Vecinos de barrios complicados denuncian que sus hijos son forzados a participar en el microtráfico de droga bajo amenaza de represalias contra sus familiares.
Es una película ya vista en otros países latinoamericanos. En Uruguay el desvirtuamiento social fruto del destramado de la urdimbre social llegará a un resultado conocido si prosigue esta dinámica.
¿Por qué no reacciona la clase política uruguaya?
En 2014 la oposición uruguaya impulsó un plebiscito para reformar el Código Penal y que los adolescentes entre 16 y 18 años fueran imputables penalmente. Inmediatamente fue asumido como bandera partidaria y argumentos de confrontación politiquera.
El plebiscito fue votado por 1.110.283 (46,8 %) de los 2.372.117 de votantes y no prosperó la modificación propuesta.
Mal podría solucionar el problema incrementar el ingreso de personas a cárceles que ya están superpobladas, en las que se violan los derechos humanos y que han ido objeto de serios cuestionamientos por la ONU. [Informe del Relator especial sobre tortura y otros tratos o penas crueles, inhumanos o degradantes, Manfred Nowak, 2010]. Ese año, 12 reclusos murieron durante un incendio producido en una cárcel departamental uruguaya de Rocha a 210 kilómetros al este de Montevideo. En 2016, el titular del Interior, Eduardo Bonomi admitió que existía “una situación de emergencia” carcelaria en establecimientos de detención. Hubo 37 muertes a noviembre de ese año fruto de la violencia carcelaria en el país y 418 en la última década.
Existe superpoblación en las cárceles uruguayas algo denunciado por el comisionado parlamentario penitenciario Juan Miguel Petit: “El país ya tiene un récord histórico de población penitenciaria” [más de 10.195 presos en una población de 3: 453 mil habitantes], lo que ubica a Uruguay como el país de habla hispana con mayor población presa. El índice supera los 300 por cada 100.000 habitantes. Los presos procesados sin condena llegan al 70,14% y los reincidentes al 60%, según informe del Instituto Nacional de Rehabilitación (INR).

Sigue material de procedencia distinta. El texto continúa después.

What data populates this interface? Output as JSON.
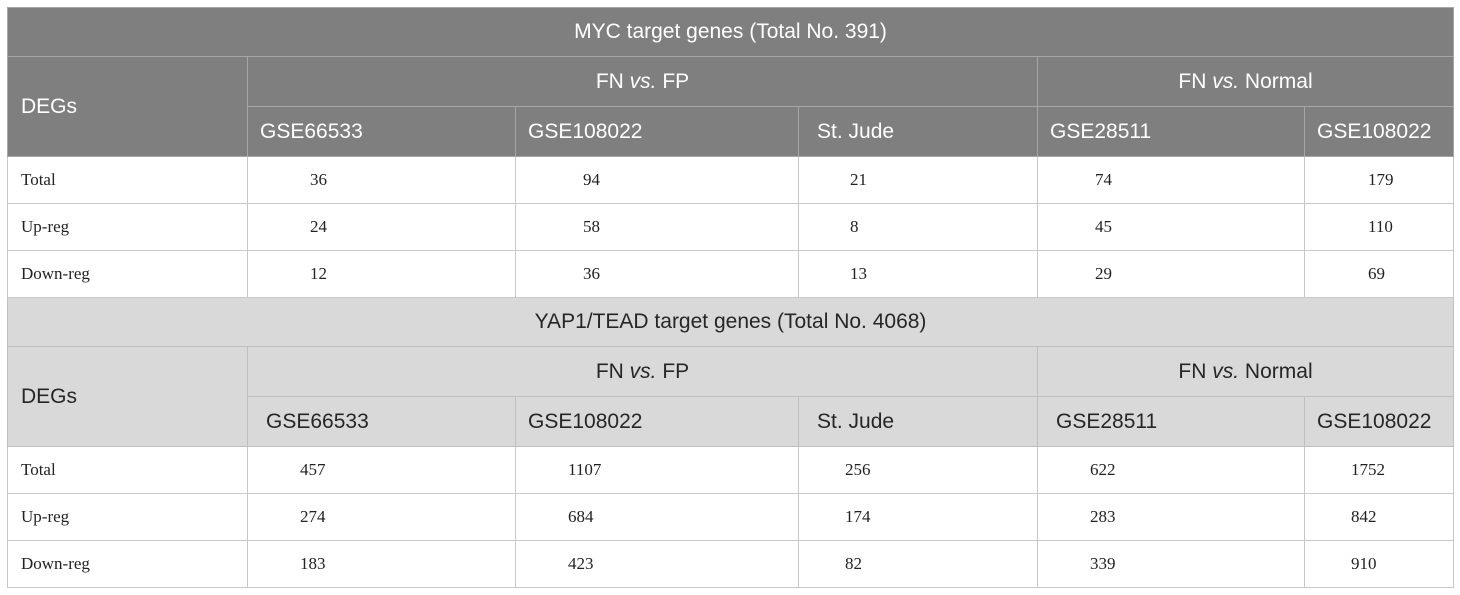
{
  "blocks": [
    {
      "title": "MYC target genes (Total No. 391)",
      "row_header": "DEGs",
      "groups": [
        {
          "pre": "FN ",
          "vs": "vs.",
          "post": " FP"
        },
        {
          "pre": "FN ",
          "vs": "vs.",
          "post": " Normal"
        }
      ],
      "datasets": [
        "GSE66533",
        "GSE108022",
        "St. Jude",
        "GSE28511",
        "GSE108022"
      ],
      "rows": [
        {
          "label": "Total",
          "values": [
            "36",
            "94",
            "21",
            "74",
            "179"
          ]
        },
        {
          "label": "Up-reg",
          "values": [
            "24",
            "58",
            "8",
            "45",
            "110"
          ]
        },
        {
          "label": "Down-reg",
          "values": [
            "12",
            "36",
            "13",
            "29",
            "69"
          ]
        }
      ]
    },
    {
      "title": "YAP1/TEAD target genes (Total No. 4068)",
      "row_header": "DEGs",
      "groups": [
        {
          "pre": "FN ",
          "vs": "vs.",
          "post": " FP"
        },
        {
          "pre": "FN ",
          "vs": "vs.",
          "post": " Normal"
        }
      ],
      "datasets": [
        "GSE66533",
        "GSE108022",
        "St. Jude",
        "GSE28511",
        "GSE108022"
      ],
      "rows": [
        {
          "label": "Total",
          "values": [
            "457",
            "1107",
            "256",
            "622",
            "1752"
          ]
        },
        {
          "label": "Up-reg",
          "values": [
            "274",
            "684",
            "174",
            "283",
            "842"
          ]
        },
        {
          "label": "Down-reg",
          "values": [
            "183",
            "423",
            "82",
            "339",
            "910"
          ]
        }
      ]
    }
  ],
  "colors": {
    "header_dark": "#7f7f7f",
    "header_light": "#d9d9d9",
    "border": "#c8c8c8"
  }
}
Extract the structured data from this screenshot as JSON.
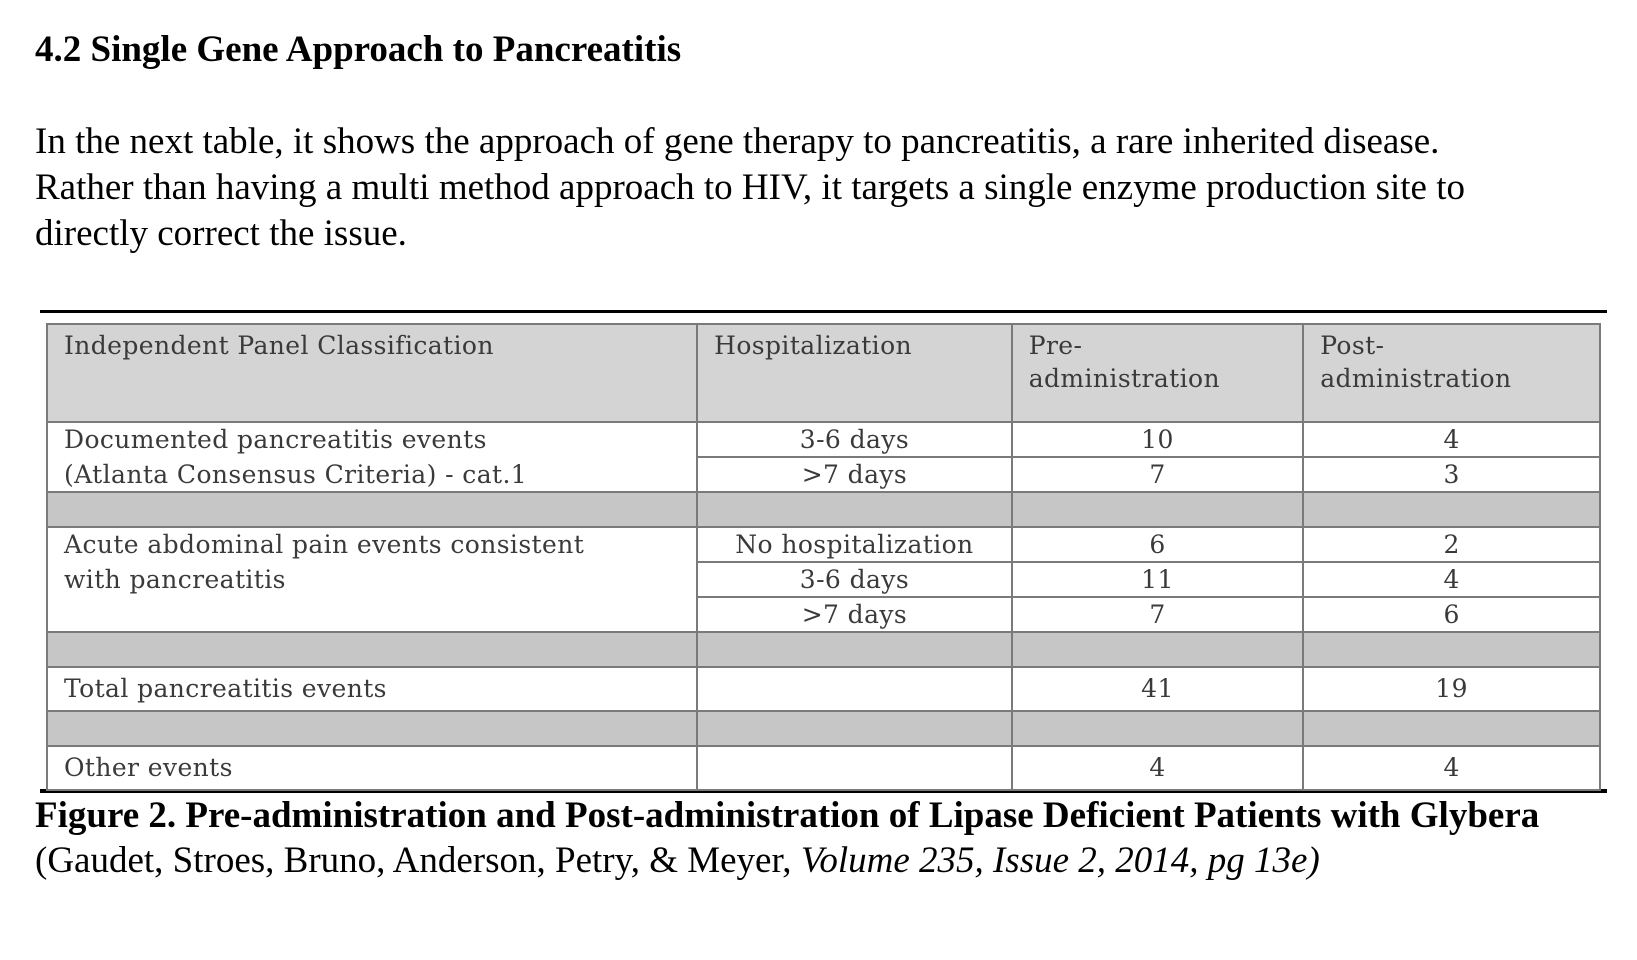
{
  "section": {
    "heading": "4.2 Single Gene Approach to Pancreatitis",
    "intro": "In the next table, it shows the approach of gene therapy to pancreatitis, a rare inherited disease. Rather than having a multi method approach to HIV, it targets a single enzyme production site to directly correct the issue."
  },
  "table": {
    "headers": {
      "classification": "Independent Panel Classification",
      "hospitalization": "Hospitalization",
      "pre_line1": "Pre-",
      "pre_line2": "administration",
      "post_line1": "Post-",
      "post_line2": "administration"
    },
    "documented": {
      "label_line1": "Documented pancreatitis events",
      "label_line2": "(Atlanta Consensus Criteria) - cat.1",
      "rows": [
        {
          "hospitalization": "3-6 days",
          "pre": "10",
          "post": "4"
        },
        {
          "hospitalization": ">7 days",
          "pre": "7",
          "post": "3"
        }
      ]
    },
    "acute": {
      "label_line1": "Acute abdominal pain events consistent",
      "label_line2": "with pancreatitis",
      "rows": [
        {
          "hospitalization": "No hospitalization",
          "pre": "6",
          "post": "2"
        },
        {
          "hospitalization": "3-6 days",
          "pre": "11",
          "post": "4"
        },
        {
          "hospitalization": ">7 days",
          "pre": "7",
          "post": "6"
        }
      ]
    },
    "total": {
      "label": "Total pancreatitis events",
      "pre": "41",
      "post": "19"
    },
    "other": {
      "label": "Other events",
      "pre": "4",
      "post": "4"
    }
  },
  "caption": {
    "bold_text": "Figure 2. Pre-administration and Post-administration of Lipase Deficient Patients with Glybera",
    "open_paren": " (",
    "authors": "Gaudet, Stroes, Bruno, Anderson, Petry, & Meyer, ",
    "citation": "Volume 235, Issue 2, 2014, pg 13e)"
  }
}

La denominada izquierda, para entendernos coloquialmente, gobierna Montevideo desde 1989 y en lo nacional administra el país desde 2005. No puede atribuírsele a ella la responsabilidad total de este drama, pero tampoco ha generado políticas sociales susceptibles de ser acompañadas por una oposición que también utiliza la inseguridad en lugar de trabajar en forma conjunta con el gobierno.
Uruguay no produce droga sino que su territorio es utilizado como país de tránsito, lo que supone un mal menor frente a otras realidades continentales, pero no le inmuniza del consumo interno. Padece también la calamidad de la desocupación juvenil que según la OIT y la Cepal en América Latina es de 18.3 por ciento en población de 15 a 24 años. Son 25 millones de jóvenes sin futuro, cantera para la ilegalidad.

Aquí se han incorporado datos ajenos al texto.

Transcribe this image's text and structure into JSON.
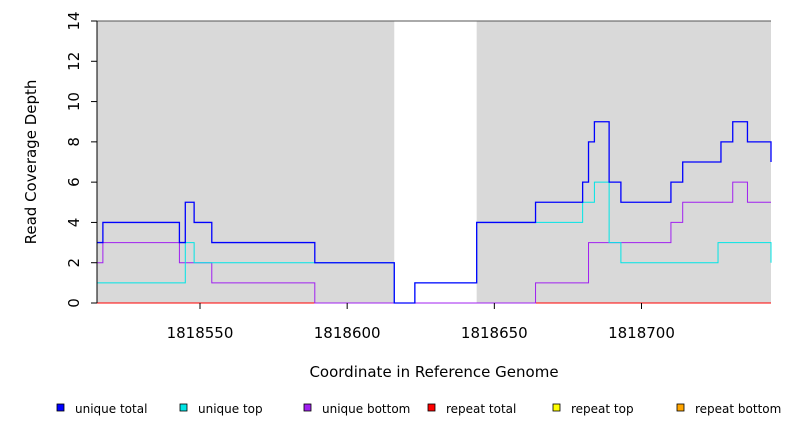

Es peor en Uruguay, uno de los tres países más afectados por esto, donde la desocupación juvenil trepa a 23,5 por ciento entre los menores de 25 años, más de cuatro veces superior que para el resto de los uruguayos.
Debería asumirse por la clase dirigente uruguaya que el riesgo de trasformación social delincuencial ya es demasiado como para no encararlo con altitud de miras y diseñar políticas publicas realmente efectivas antes de que sea demasiado tarde.